Mac Pro, Mac OS X (10.6.7), Server
  • Esther Mofet Level 1 (130 points)

    "...another company in the same building, and in same network..."


    Well, there's your problem: people who don't have any business looking at your file server are, naturally, looking at it because they can see it.


    Why in the world are you running a single network shared between different companies?

  • MrHoffman Level 6 (14,827 points)

    Not the answer to your question...  But that log would scare me. 


    Not because of the netbios chatter, but because your file system is apparently accessible to remote servers.


    Is there a particular reason why your file system is accessible to remote systems? 


    Exposing your server's file system to untrusted networks is generally considered a Bad Idea, as (and ignoring this Windows netbios log-file chatter) there are and will be attacks, and there have been file system vulnerabilities in the past.  


    A more typical installation uses a gateway-firewall box, and uses server-based or (less desirably) pass-through VPN access to connect to resources on your local network including CIFS/SMB.

  • VincensoXFIN Level 1 (40 points)

    Ok, lets get into detail and clear out few things. First, I am not running the whole network in this building.


    My server is working in two subnets because :


    172.17.6 - This is our Institutes main network for all our computers, only we use this network.

    172.17.144 - This is closed network, but is shared within all companies and other institutes in this building. We use this because of the location of our management department. We can not operate in 172.17.6 network here, because we share a common printer&copier with another institute. We own it, but I can not set it to 6 network, or I would deny them for using it, and they are paying rent for it.
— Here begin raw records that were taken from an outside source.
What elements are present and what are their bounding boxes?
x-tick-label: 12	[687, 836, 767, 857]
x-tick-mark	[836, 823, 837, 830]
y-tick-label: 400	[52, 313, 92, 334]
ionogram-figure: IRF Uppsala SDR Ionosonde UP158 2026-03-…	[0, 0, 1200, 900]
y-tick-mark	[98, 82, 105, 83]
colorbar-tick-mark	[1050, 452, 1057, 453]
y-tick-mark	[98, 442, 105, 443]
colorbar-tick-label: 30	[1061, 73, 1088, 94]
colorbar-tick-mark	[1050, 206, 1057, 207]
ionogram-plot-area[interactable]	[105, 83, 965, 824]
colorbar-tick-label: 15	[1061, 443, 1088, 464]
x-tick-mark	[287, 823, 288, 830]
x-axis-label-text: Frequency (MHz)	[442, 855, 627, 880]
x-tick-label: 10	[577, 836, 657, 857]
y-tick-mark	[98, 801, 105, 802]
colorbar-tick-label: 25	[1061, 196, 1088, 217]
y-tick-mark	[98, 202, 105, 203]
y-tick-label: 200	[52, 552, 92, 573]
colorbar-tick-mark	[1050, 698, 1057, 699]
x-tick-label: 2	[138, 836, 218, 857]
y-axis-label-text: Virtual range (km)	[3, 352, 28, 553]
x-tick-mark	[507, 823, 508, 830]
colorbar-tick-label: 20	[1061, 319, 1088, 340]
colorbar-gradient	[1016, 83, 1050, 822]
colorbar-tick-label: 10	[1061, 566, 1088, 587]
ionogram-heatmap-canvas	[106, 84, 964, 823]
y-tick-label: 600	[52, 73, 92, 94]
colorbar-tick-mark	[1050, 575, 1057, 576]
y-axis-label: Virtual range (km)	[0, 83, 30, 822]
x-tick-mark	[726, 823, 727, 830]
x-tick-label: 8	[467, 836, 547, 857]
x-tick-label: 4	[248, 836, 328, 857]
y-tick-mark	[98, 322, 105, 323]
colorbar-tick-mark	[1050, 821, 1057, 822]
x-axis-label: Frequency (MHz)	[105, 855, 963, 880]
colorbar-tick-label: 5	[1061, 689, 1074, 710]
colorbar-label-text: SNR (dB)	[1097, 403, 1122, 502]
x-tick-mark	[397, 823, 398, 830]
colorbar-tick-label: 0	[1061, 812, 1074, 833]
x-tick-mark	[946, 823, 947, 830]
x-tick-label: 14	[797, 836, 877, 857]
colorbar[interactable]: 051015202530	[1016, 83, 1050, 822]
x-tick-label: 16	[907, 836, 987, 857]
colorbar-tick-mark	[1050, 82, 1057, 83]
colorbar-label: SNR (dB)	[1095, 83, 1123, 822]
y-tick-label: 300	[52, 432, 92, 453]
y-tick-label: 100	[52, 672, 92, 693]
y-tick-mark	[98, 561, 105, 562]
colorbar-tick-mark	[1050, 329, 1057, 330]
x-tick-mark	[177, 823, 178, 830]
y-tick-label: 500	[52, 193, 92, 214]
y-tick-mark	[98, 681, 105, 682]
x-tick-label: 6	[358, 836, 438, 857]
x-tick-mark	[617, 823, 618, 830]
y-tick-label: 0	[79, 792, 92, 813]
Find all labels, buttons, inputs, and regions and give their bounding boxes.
We have about 7 computers in this network, 2 pc and 5 macs.


    I am trying to get rid of the pcs, and we only have 3 pc total in the institute, but we are using Windows based payroll management programs, and cant change to Mac based yet. Still, I wouldnt want to even use SMB, but I have to, to get pc's access to our shared files. I have disabled all guest access.


    So, any comments? How could I resolve this? I understood that the machines are trying to look into my server, but why they are even doing that? Is it automatic? I am only using SMB to share files to few windows clients.
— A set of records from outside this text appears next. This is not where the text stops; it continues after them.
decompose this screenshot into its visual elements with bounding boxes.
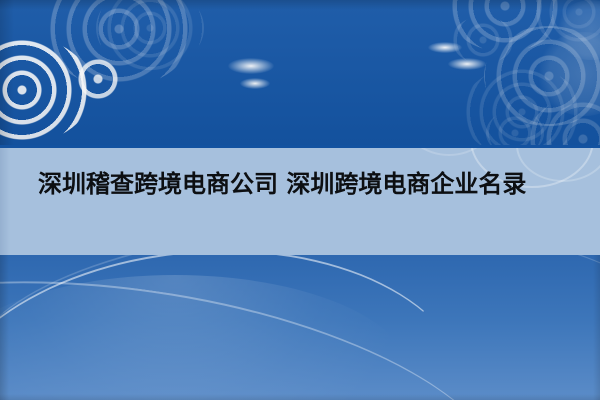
page-title: 深圳稽查跨境电商公司 深圳跨境电商企业名录 <box>38 168 566 201</box>
footer-shading <box>0 255 600 400</box>
header-ring-graphic <box>0 0 600 148</box>
footer-swoosh-graphic <box>0 255 600 400</box>
band-edge-shading <box>0 148 600 255</box>
banner-image: 深圳稽查跨境电商公司 深圳跨境电商企业名录 <box>0 0 600 400</box>
header-shading <box>0 0 600 148</box>
title-band: 深圳稽查跨境电商公司 深圳跨境电商企业名录 <box>0 148 600 255</box>
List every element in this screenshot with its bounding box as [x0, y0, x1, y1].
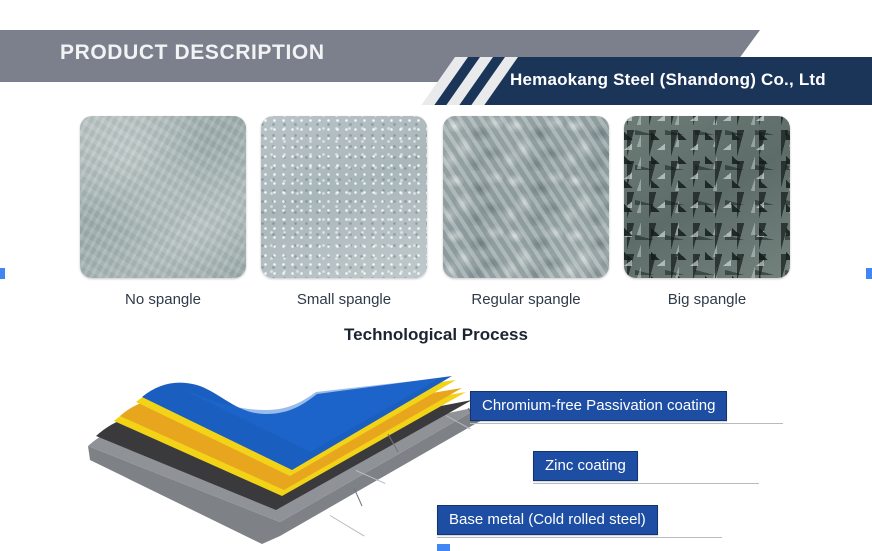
callout-zinc: Zinc coating — [533, 451, 638, 481]
swatch-texture — [80, 116, 246, 278]
page-title: PRODUCT DESCRIPTION — [60, 41, 325, 65]
header-banner: PRODUCT DESCRIPTION Hemaokang Steel (Sha… — [0, 0, 872, 110]
swatch-label-no-spangle: No spangle — [80, 291, 246, 308]
swatch-big-spangle — [624, 116, 790, 278]
callout-leader-line — [470, 423, 783, 424]
section-title-technological-process: Technological Process — [0, 325, 872, 345]
callout-leader-line — [533, 483, 759, 484]
swatch-texture — [624, 116, 790, 278]
swatch-label-small-spangle: Small spangle — [261, 291, 427, 308]
company-name: Hemaokang Steel (Shandong) Co., Ltd — [510, 70, 826, 90]
swatch-texture — [261, 116, 427, 278]
product-description-slide: PRODUCT DESCRIPTION Hemaokang Steel (Sha… — [0, 0, 872, 551]
coating-layer-diagram — [70, 348, 490, 548]
callout-base-metal: Base metal (Cold rolled steel) — [437, 505, 658, 535]
swatch-texture — [443, 116, 609, 278]
selection-handle-bottom[interactable] — [437, 544, 450, 551]
swatch-label-regular-spangle: Regular spangle — [443, 291, 609, 308]
callout-passivation: Chromium-free Passivation coating — [470, 391, 727, 421]
callout-leader-line — [437, 537, 722, 538]
selection-handle-right[interactable] — [866, 268, 872, 279]
swatch-no-spangle — [80, 116, 246, 278]
swatch-label-big-spangle: Big spangle — [624, 291, 790, 308]
swatch-regular-spangle — [443, 116, 609, 278]
swatch-small-spangle — [261, 116, 427, 278]
selection-handle-left[interactable] — [0, 268, 5, 279]
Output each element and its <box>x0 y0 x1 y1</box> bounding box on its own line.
    I might add, server is not accessible remotely from anywhere else than in these two networks

  • MrHoffman Level 6 (14,827 points)

    Are those seven computers on the "open" network, or on the "private" network?


    Is the chatter from the "open" network?


    Locate a server-grade firewall-router at 172.17.144.whatever (in place of your Mac), and make that the sole connection into network.  Move the Mac entirely onto the "private" network.  (Better: work with whomever is managing the existing router that's probably between these networks.)


    If your seven computers are on the network, now configure those seven systems with VPN access or firewall rules, and permit access through the firewall.  (Or work with whomever is managing the connection between and

  • VincensoXFIN Level 1 (40 points)

    The seven clients are in the 172.17.144 network. Rest are in the 172.17.6 network, with the server. The chatter seems to come from both networks, some connectiong to and some, both are my servers addresses.


    I dont still understand this, because this problem has just appeared, I look thru the logs in weekly basis and the server has been running for over an year now, and this has not happened. But now, suddenly it seems like all the computers from the "company" that is managing this building/facility is bombing my server with requests to access my smb shares. Its frustrating because I dont have management access to any routers, I can physicaly plug in connections and I think I know what comes and goes from/to where, but I have no authority to access them. I think I need to find someone who does.


    I dont see why even Macs are bombing my SMB?